Sunday, August 19, 2018

Sugar Daddy by Sawyer Bennett



Don't be fooled by this pink and sparkly cover. Even though Loveswept normally publishes light and easy confections, this book completely shatters that mold. It's like someone took a rape and revenge film from the 70s and tried to make it a chick flick, which sounds like it absolutely should not work, but it almost does except for a few problems I'm going to talk about later. Sela was gang-raped when she was just sixteen-years-old when she went to a college party and had drugs slipped into her drink. Now, an adult woman, her views on sex and relationships are totally skewed; she's never forgotten that night. When watching a commercial for a dating website called Sugar Bowl, she recognizes the tattoo of the company's CEO as belonging to one of her rapists, so she signs up to Sugar Bowl to become a Sugar Baby in order to get close to the CEO and kill him. Instead, she winds up meeting his business partner, the coding mastermind behind the site, Beckett North.
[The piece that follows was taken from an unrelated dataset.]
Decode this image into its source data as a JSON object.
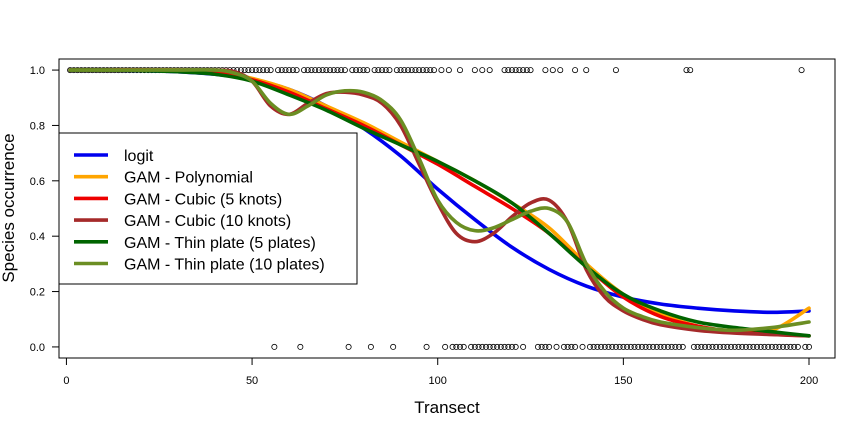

The beginning was very strong. What happens to Sela is not sugar-coated, and even though the book doesn't wallow in the details (thank God), you learn enough about what happened to understand the severity of her trauma and really feel a strong sense of sympathy for the heroine. Her desire for revenge gives the book a driving pace, and the reader feels that tension, anxiously wondering what will happen: will Sela get her revenge? Or will she be found out?

The problem is that once Sela gets involved with Beck, the book becomes all about the sex. At first, she has these PTSD-like flashbacks, which made a lot of sense and felt realistic, but then it was like the sex was so good that it just "cured" her because he gave her orgasms. This is a huge peeve of mine, because sex is not a magical panacea that can absolve people of any sorts of mental or emotional problems that they have. Having a support network and emotional intimacy can help, but I really don't think you can just fuck your problems away, if you'll pardon my language, despite what many of these dark and edgy romances would have you think. The sex scenes were also pretty awful, and I was really annoyed when Beck wanted to do away with condoms and Sela's response was, "I'm clean." Yeah, but what about him? The onus is not just on the woman to be clean.

Towards the end of the book, SUGAR DADDY remembers what it sets out to do, and to be fair, the villain in this book is truly awful, and it's genuinely infuriating how blind Beck is to his friend and business partner's actions, in the way that it sometimes feels only men can be (locker room talk, anyone?). When Sela got down to business, I wanted to be like, "YAS GIRL," but then the book ends on a cliffhanger just when things are starting to pick up again. It's a mother of a cliffhanger, too.

I literally slept on this review because I wanted to think about it more deeply, and I have to say that this "dark" book is really only for people who want to read something edgy that talks the talk but doesn't walk the walk - let's call it "Diet Edgy." I personally don't like books that do things by halves, so it was annoying to get a book that was allegedly about one thing, only to find myself with pages of tediously written sex scenes and a heroine who lost her edge as soon as a hot guy walked into the picture. Even Beck, the so-called nice guy, reveals his douchey side when at one point he takes the heroine's silence for consent. Um, no, that's not how that works. I probably won't continue this series.